Controvérsias Marcam Trajetória da Secretária de Segurança Interna dos EUA
A secretária de Segurança Interna dos Estados Unidos, Kristi Noem, voltou a ser tema de intensa discussão pública após o surgimento de um episódio controverso de sua vida pessoal. Noem, frequentemente chamada de “Barbie do ICE” por críticos, revelou em seu livro autobiográfico que matou seu próprio cachorro, um filhote de 14 meses chamado Cricket, por considerá-lo indomável.
“Eu odiava aquele cão”, afirmou Noem em seu relato.
A declaração, feita sem arrependimento, ganhou repercussão em dezembro de 2024, durante a formação do segundo gabinete do presidente Donald Trump.

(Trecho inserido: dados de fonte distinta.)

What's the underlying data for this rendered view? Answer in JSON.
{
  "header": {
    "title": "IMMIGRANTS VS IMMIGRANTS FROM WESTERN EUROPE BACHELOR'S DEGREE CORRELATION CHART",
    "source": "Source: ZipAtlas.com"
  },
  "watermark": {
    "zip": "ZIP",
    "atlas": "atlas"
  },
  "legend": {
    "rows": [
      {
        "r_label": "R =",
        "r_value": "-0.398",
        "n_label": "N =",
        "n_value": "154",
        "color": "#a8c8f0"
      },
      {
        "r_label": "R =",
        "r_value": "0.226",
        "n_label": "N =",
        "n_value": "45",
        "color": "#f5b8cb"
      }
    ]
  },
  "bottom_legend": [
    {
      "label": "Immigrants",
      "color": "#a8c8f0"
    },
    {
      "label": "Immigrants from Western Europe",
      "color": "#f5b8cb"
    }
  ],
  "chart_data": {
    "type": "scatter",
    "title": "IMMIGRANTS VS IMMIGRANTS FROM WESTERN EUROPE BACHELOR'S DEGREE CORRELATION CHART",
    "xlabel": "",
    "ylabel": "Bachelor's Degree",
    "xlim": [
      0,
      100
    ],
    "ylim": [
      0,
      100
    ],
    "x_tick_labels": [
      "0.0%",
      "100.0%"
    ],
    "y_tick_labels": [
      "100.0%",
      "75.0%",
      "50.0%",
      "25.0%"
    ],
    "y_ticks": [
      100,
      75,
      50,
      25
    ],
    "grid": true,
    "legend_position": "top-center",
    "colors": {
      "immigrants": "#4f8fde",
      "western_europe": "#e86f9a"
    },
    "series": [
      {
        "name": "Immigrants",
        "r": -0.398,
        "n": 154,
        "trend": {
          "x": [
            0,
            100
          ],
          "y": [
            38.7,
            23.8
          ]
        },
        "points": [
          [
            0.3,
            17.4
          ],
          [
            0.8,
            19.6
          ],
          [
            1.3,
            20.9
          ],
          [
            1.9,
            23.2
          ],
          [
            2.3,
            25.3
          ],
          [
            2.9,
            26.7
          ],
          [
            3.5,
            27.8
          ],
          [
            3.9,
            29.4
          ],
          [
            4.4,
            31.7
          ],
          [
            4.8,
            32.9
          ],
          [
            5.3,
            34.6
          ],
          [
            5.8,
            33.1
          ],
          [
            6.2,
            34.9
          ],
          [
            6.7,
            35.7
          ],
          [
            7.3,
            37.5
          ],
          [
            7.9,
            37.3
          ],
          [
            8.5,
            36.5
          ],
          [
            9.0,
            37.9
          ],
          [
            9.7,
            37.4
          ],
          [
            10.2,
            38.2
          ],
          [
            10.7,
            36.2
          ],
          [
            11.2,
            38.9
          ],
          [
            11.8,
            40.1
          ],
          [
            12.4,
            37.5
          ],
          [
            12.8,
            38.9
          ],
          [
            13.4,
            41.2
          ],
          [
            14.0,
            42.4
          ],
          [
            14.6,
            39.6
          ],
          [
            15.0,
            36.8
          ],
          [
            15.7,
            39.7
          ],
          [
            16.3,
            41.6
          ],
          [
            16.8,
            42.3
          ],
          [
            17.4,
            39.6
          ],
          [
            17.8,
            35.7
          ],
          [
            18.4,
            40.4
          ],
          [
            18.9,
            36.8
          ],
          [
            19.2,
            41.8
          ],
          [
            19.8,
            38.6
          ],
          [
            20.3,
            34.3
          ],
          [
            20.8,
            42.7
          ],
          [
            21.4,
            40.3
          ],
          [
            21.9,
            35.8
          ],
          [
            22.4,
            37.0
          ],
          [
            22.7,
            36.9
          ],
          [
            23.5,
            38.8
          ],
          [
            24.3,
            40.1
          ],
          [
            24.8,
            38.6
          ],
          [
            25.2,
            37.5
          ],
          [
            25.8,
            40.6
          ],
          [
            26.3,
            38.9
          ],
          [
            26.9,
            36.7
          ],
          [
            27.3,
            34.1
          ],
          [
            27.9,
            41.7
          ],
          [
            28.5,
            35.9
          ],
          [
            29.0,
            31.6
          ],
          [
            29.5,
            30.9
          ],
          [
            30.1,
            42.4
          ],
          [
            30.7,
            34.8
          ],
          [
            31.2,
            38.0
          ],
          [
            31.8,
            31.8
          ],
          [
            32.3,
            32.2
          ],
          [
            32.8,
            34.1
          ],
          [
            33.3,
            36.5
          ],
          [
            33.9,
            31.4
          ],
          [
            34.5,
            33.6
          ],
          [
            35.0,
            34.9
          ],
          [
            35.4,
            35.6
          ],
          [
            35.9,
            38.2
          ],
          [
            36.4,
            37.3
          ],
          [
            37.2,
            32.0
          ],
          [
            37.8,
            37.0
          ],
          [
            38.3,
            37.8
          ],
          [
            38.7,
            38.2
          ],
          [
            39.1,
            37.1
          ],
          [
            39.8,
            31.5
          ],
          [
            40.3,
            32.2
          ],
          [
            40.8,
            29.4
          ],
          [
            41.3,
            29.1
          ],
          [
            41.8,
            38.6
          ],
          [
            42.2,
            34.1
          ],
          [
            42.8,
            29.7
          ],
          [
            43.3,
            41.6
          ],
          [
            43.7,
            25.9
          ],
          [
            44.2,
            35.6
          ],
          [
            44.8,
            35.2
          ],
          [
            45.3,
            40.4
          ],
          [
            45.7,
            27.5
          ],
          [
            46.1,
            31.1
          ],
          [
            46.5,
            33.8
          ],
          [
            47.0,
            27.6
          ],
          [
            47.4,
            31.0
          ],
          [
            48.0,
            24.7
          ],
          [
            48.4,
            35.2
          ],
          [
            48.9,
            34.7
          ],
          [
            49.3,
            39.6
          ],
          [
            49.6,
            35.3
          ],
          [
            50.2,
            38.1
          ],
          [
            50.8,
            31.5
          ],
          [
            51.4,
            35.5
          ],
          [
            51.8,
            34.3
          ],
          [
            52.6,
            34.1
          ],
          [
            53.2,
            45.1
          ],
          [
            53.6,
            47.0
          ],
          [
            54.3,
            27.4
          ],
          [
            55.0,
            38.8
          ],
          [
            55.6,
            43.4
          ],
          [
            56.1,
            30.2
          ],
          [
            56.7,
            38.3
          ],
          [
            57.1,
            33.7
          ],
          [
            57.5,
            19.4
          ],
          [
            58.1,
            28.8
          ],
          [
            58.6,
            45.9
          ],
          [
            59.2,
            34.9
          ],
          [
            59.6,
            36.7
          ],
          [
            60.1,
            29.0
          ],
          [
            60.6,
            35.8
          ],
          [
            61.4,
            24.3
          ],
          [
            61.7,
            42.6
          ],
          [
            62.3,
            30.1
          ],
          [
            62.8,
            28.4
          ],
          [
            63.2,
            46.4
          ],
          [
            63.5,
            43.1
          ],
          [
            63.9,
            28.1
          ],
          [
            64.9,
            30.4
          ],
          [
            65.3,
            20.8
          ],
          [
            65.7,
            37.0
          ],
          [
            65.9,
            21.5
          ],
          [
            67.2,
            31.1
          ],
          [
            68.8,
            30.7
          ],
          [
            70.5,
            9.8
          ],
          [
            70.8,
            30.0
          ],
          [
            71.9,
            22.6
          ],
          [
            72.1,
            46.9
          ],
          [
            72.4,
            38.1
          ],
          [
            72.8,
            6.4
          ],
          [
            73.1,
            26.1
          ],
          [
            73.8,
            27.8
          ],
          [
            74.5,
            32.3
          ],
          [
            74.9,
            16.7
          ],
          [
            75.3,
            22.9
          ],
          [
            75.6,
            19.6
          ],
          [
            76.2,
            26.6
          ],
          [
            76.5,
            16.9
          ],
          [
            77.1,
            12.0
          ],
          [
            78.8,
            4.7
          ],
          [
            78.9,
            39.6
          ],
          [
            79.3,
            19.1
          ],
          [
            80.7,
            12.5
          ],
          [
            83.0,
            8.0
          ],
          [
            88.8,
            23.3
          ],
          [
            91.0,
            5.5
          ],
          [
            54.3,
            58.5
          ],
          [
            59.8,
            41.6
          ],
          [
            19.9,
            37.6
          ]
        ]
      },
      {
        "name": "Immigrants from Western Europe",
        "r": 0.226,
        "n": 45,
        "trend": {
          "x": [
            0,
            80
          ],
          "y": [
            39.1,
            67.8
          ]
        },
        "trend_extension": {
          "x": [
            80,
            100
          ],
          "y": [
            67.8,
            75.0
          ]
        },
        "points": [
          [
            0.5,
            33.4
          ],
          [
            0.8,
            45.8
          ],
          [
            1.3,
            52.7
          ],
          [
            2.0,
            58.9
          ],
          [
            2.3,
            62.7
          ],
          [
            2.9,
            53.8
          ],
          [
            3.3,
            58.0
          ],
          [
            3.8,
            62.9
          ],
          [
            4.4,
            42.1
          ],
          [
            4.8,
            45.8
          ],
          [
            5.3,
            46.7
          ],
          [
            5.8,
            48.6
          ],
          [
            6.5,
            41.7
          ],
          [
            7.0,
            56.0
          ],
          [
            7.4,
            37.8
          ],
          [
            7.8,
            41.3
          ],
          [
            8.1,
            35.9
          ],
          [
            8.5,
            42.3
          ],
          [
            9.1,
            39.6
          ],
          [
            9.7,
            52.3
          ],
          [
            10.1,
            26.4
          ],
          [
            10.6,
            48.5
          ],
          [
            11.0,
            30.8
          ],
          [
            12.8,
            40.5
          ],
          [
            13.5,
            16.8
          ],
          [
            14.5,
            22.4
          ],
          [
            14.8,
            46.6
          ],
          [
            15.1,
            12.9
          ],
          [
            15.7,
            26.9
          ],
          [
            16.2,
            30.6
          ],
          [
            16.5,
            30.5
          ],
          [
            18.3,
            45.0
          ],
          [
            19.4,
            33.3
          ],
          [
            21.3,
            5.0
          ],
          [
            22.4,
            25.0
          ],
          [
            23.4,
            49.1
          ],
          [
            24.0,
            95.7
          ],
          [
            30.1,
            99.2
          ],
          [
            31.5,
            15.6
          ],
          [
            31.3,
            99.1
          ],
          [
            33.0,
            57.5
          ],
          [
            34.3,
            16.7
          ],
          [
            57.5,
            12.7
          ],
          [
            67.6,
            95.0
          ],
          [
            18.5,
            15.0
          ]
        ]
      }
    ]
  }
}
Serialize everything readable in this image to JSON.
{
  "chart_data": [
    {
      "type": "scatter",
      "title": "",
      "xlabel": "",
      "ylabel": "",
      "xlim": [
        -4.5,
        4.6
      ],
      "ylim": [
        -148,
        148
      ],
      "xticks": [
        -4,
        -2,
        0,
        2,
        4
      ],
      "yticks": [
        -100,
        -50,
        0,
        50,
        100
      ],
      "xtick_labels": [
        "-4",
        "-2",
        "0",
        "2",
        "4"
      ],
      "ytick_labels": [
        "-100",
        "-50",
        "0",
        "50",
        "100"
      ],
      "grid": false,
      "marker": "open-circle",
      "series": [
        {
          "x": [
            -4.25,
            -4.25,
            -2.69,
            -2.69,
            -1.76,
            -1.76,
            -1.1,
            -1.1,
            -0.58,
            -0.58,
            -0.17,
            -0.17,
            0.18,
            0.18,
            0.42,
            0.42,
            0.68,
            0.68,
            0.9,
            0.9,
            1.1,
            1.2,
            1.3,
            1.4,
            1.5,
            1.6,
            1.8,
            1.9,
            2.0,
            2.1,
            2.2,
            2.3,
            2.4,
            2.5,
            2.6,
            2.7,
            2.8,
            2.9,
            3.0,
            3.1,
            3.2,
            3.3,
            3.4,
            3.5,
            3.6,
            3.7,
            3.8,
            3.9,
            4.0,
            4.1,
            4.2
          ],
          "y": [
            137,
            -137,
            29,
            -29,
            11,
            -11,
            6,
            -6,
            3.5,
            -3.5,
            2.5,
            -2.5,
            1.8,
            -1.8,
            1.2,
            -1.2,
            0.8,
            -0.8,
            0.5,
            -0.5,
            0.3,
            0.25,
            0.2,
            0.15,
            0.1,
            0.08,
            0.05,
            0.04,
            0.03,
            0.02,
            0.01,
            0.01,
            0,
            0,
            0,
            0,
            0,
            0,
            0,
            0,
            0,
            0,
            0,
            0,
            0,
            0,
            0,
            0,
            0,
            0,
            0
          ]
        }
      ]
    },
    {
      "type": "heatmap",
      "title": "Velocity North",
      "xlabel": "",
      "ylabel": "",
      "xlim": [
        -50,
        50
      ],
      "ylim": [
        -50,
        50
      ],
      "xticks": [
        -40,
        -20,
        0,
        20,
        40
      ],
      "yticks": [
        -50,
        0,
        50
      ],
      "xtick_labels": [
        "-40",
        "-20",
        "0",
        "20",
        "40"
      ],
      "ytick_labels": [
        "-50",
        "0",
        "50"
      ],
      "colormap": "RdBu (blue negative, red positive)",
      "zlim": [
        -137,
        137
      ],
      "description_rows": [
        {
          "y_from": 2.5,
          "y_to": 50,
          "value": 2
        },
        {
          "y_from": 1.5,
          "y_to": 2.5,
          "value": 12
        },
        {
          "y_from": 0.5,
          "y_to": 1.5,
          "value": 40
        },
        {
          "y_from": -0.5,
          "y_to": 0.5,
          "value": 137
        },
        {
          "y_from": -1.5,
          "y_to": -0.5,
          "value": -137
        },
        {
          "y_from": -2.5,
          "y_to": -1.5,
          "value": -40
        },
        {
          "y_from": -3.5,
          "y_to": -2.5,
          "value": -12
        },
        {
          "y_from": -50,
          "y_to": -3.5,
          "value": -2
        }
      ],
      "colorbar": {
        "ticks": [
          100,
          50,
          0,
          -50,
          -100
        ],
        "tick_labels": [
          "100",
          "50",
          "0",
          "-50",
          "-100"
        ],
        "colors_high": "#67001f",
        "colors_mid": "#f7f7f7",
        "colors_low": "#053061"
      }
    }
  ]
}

Na mesma ocasião, Noem declarou que também sacrificou uma cabra da fazenda da família, descrita por ela como agressiva e de difícil manejo.
Aumento da Pressão em Minnesota
A situação de Noem se agravou nas últimas semanas, especialmente após a controversa operação anti-imigração realizada pelo Serviço de Imigração e Controle de Alfândegas (ICE) em Minneapolis, iniciada no final de dezembro de 2025. A operação resultou em diversos incidentes, incluindo:
- Renee Nicole Good foi morta durante uma ação do ICE no início de janeiro.
- O enfermeiro Alex Pretti também perdeu a vida em confronto com agentes federais durante uma manifestação.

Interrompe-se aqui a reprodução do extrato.